Update: Paul Krugman offers comment here. Similar sentiments.
Mark Thoma comments on Peter Dorman’s reaction to the paucity of AD-AS models in the blogosphere. I think I can offer a unique perspective because (a) I’ve only completed a high-school level econ class, (b) I form a lot of my opinions based on discussion in the blogosphere, and (c) I blog a fair amount myself.
I have a pretty solid mathematical intuition, but lack the experience (or perhaps smarts, who knows) to understand DSGEs at a granular level. I can get through most of this, but probably can’t teach it to anyone which has to be the real indicator of knowledge. Dorman implies that if not for this restriction, the DSGE would be a better tool.
But I am sufficiently comfortable with my statistics to know DSGE’s suck (“suck” being a very technical term whose math I will leave as an exercise to the reader) on out-of-sample forecasts. That’s the first beauty of AD-AS, it’s not trying to “forecast” anything, but rather abstract thematic elements of the economy.
Here’s what it can do (read this as an uneducated high schooler’s defense of a too-complicated subject):
- Differentiate between supply and demand shocks. Anyone who knows the model can understand the difference between unemployment from an oil embargo and financial crisis.
- Convey long-run neutrality of money, which isn’t as natural without the correcting force within AD-AS.
- And with a bit of salt and pepper, we can approximate the real economy from the rather abstract “neutrality” point of view with hysteresis as the transmission between AD and LRAS.
- Evade bullshit. It seems you can create a DSGE for anything under the sun. But for now I feel relatively confident AS affects prices and AD affects quantity: that is, AD is not perfectly elastic, removing relevance in crisis thereof. (Update: and, as Nick Rowe shows, it’s very flexible too).
But here we reach it’s fundamental limitation:
- Who really thinks AD-AS (or for that matter IS-LM) are independent of each other? It’s absolutely unintuitive to think so, and that’s a dinger for a so-called “intuitive” model.

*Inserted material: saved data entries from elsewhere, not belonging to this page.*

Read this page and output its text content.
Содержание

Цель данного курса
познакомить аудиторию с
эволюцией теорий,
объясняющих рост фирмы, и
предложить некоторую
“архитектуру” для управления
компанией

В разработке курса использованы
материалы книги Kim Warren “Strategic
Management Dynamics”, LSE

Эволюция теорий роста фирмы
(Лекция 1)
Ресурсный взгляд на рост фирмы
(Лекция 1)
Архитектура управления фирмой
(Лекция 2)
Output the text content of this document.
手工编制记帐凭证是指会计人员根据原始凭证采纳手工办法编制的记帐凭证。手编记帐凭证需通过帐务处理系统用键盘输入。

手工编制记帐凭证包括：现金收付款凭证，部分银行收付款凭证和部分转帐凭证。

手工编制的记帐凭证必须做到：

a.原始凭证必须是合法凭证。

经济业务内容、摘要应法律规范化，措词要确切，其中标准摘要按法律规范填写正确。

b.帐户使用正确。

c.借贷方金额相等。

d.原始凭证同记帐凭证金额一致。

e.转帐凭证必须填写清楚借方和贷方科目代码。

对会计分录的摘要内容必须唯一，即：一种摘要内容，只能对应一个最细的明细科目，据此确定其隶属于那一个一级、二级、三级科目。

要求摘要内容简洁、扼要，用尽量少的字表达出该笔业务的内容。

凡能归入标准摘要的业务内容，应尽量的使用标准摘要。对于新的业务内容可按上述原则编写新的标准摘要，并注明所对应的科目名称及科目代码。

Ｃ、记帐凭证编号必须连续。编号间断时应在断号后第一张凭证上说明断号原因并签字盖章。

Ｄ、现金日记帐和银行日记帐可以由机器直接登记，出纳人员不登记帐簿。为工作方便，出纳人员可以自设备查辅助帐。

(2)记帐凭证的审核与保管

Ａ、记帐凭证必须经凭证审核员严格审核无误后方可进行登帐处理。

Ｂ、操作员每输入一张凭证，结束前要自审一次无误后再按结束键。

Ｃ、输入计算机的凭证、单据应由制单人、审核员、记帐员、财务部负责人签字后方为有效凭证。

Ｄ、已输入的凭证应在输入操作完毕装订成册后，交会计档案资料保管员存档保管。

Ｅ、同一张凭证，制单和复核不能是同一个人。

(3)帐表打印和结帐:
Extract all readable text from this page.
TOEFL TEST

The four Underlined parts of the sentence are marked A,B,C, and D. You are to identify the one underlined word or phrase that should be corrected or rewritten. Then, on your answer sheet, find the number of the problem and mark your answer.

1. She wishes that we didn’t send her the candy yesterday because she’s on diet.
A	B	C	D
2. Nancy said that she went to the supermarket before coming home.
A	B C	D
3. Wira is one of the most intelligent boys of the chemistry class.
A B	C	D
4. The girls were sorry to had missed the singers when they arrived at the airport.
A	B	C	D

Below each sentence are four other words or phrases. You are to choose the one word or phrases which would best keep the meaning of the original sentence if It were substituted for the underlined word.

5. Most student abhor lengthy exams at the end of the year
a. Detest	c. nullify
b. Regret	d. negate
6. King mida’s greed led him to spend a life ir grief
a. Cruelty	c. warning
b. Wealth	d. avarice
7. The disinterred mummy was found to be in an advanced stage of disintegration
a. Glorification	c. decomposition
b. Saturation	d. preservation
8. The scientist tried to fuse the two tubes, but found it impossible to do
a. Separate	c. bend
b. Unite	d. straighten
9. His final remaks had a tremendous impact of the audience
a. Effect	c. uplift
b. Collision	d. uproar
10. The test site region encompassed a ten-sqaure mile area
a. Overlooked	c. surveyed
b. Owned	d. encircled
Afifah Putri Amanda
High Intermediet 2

- AD/AS and IS-LM may be prone to stock-flow considerations. Intertemporal optimization is key here, and actually that’s a lot easier to grasp (mathematically, but definitely intuitively) as an introductory student. (Irving Fisher’s math is rather more enjoyable than modern econ papers, Milton Friedman’s too).
IS-LM isn’t the same as AD-AS, but if I had to bet Dorman (or most in the anti AD-AS camp) would place the older version right with AD-AS relative to microfounded modern models. True, it tries to add dynamism to a staticky AD-AS and without intertemporal considerations it’s prone to the same criticisms.
But it gives a rock solid intuition of the real economy. LM (and AD too) is actually really confusing in the context of central banks, but once you add wage rigidity you have a pretty close approximation to old Keynesian thinking. If you think Keynes was an important economist, this is an end in and of itself.
But, as the archetypical two-handed economist, there’s a flip:
- AD-AS (at least at an AP level) is poorly taught. Stock-flow considerations are completely ignored.
- The role of monetary and fiscal policy as “demand-side” are obscured. (IS-LM with rigidity is a quick fix to this.)
Ultimately, AD-AS anchored my thought regarding the economy, for better or worse. I understand the caveats, and having blogged for a few months I think I have a more nuanced understanding thereof. Two lines can’t forecast anything, life would be boring if they could. But they are not a “placeholder” for something better to come.
In terms of informing policy, the dominant positions (old Keynesian and market monetarist) are well-explained within an AD-AS or IS-LM framework. Microfounding old thinking through monopolistic New Keynesianism with menu costs and all seem to have enriched economic thought. The question is, can it better drive policy? More importantly, pedagogically, can it import a better understanding thereof?
Oh, and reading through the blogosphere, it doesn’t seem like people explicitly state AD-AS/IS-LM as their mode of thinking, but that’s almost all you need to understand most concepts, at least thematically. For me, that’s enough to conclude that AD-AS isn’t just an artifact, but a great heuristic employed by the best thinkers. They understand its caveats and use it with caution. But its back-of-the-envelope attraction is what makes it so valuable.